Currently there are several updating operations in Recollect:

details on protocols is outdated, follow latest protocol in the README.

[:m/!   coord x]      ; reset data
[:m/-   coord k]      ; remove key from map
[:v/+!  coord xs]     ; append to vector
[:v/-!  coord k]      ; remove after index k
[:st/++ coord xs]     ; add to set
[:st/-- coord xs]     ; remove from set
[:sq/-+ coord [k xs]] ; drop k items and add sequence

For Vectors and Sequences, since they are operated from head/tail, it’s slow to update in the middle.

It’s fine in current stage of experimenting. I’m wondering if we can achieve better performance and reliability with better algorithms, any ideas?


updates: I got some examples:

3 Likes

Hey @jiyinyiyong, I finally had a chance to have a better look at this. It looks pretty cool! I’ve been thinking a lot about what my dream Clojure/ClojureScript stack would look like, and the one part where I just can’t decide what the right way forward is is server/client sync.

I have to admit I also haven’t had enough of a chance to experiment with what’s out there.

I like what Christopher Small is doing with Datsys, it uses Datomic and DataScript, and keeps server and clients synced through a re-frame like event loop over a websocket. It does feel a bit overengineered, and it assumes the client is allowed to see the full database which is a bit of a blocker, but still this general approach I find very appealing.

Then there’s GraphQL / om.next style “let the UI ask for what it needs”. I always stayed clear of om.next because its documentation is just too confusing, but I heard the defn episode about Fulcro recently (used to be Untangled), and that seems to be designed to take the pain out of om.next.
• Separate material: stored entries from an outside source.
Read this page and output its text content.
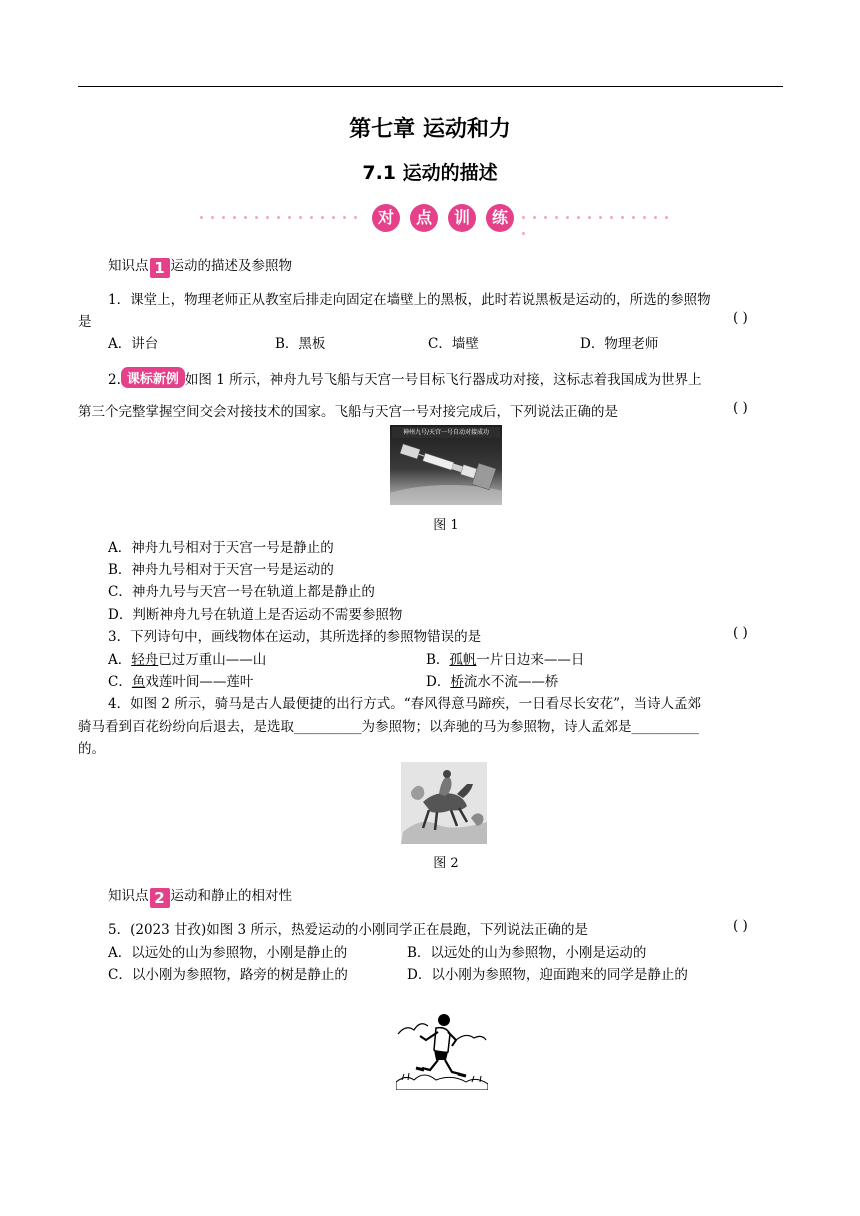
第七章 运动和力
7.1 运动的描述
对	点	训	练
知识点 1 运动的描述及参照物
1．课堂上，物理老师正从教室后排走向固定在墙壁上的黑板，此时若说黑板是运动的，所选的参照物
是	( )
A．讲台	B．黑板	C．墙壁	D．物理老师
2. 课标新例 如图 1 所示，神舟九号飞船与天宫一号目标飞行器成功对接，这标志着我国成为世界上
第三个完整掌握空间交会对接技术的国家。飞船与天宫一号对接完成后，下列说法正确的是	( )
神州九号/天宫一号自动对接成功
图 1
A．神舟九号相对于天宫一号是静止的
B．神舟九号相对于天宫一号是运动的
C．神舟九号与天宫一号在轨道上都是静止的
D．判断神舟九号在轨道上是否运动不需要参照物
3．下列诗句中，画线物体在运动，其所选择的参照物错误的是	( )
A．轻舟已过万重山——山	B．孤帆一片日边来——日
C．鱼戏莲叶间——莲叶	D．桥流水不流——桥
4．如图 2 所示，骑马是古人最便捷的出行方式。“春风得意马蹄疾，一日看尽长安花”，当诗人孟郊
骑马看到百花纷纷向后退去，是选取__________为参照物；以奔驰的马为参照物，诗人孟郊是__________
的。
图 2
知识点 2 运动和静止的相对性
5．(2023 甘孜)如图 3 所示，热爱运动的小刚同学正在晨跑，下列说法正确的是	( )
A．以远处的山为参照物，小刚是静止的	B．以远处的山为参照物，小刚是运动的
C．以小刚为参照物，路旁的树是静止的	D．以小刚为参照物，迎面跑来的同学是静止的
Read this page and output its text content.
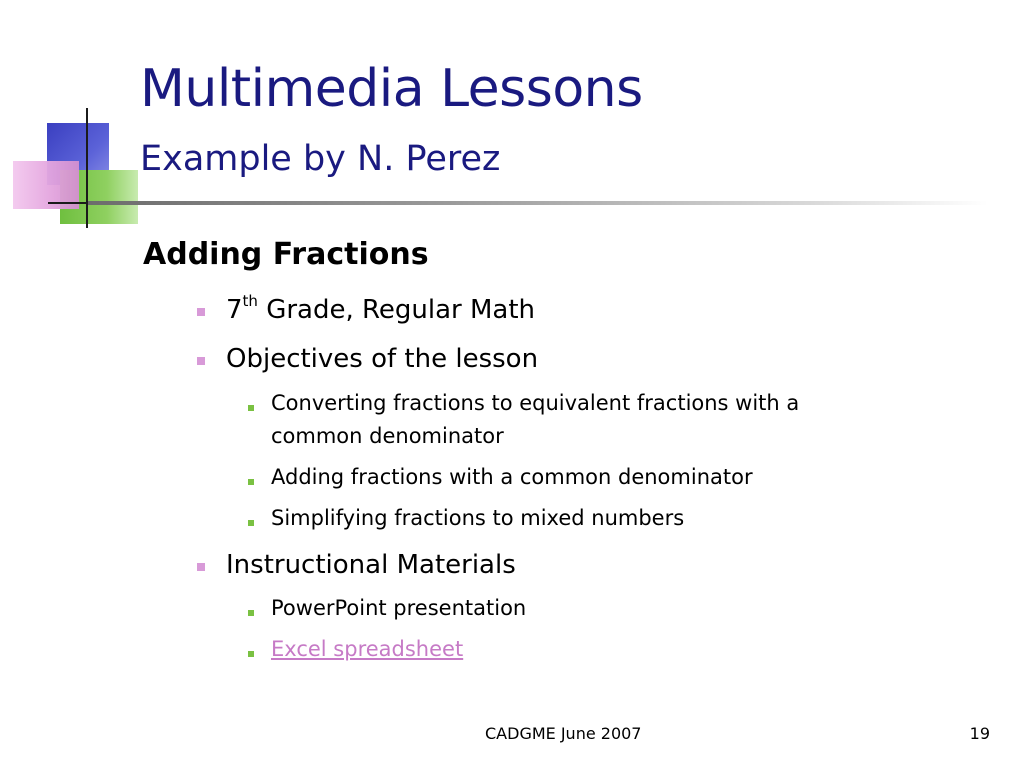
Multimedia Lessons
Example by N. Perez
Adding Fractions
7th Grade, Regular Math
Objectives of the lesson
Converting fractions to equivalent fractions with a
common denominator
Adding fractions with a common denominator
Simplifying fractions to mixed numbers
Instructional Materials
PowerPoint presentation
Excel spreadsheet
CADGME June 2007	19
Then there’s the CRDT approach (Conflict-free Replicated Data Type) taken by Replikativ, which is based on some very solid CS foundations.

The main problem for me is that all of these have a pretty steep learning curve. Just to get to the point where you understand how one of these works, have built a demo app, and understand the trade-offs will take several full days.

I heard of CRDT before but didn’t ever try it. In Node.js community there are Meteor and Derby doing realtime syncing, but I don’t find they enough for my needs.

Cumulo(my project) is very rough solution to data syncing. The main problem is it’s very slow and very unfriendly to databases. So currently the best use case is my realtime collaborating editor. I say it’s rough because it keeps all data in memory and do diffing on every data change. That could be really slow and nearly impossible to scale.

The good part of Cumulo developing apps is so fast since most of the duplicated work are handled by diffing. Making prototypes of chatrooms is very quick. I would prefer improving Cumulo is such directions.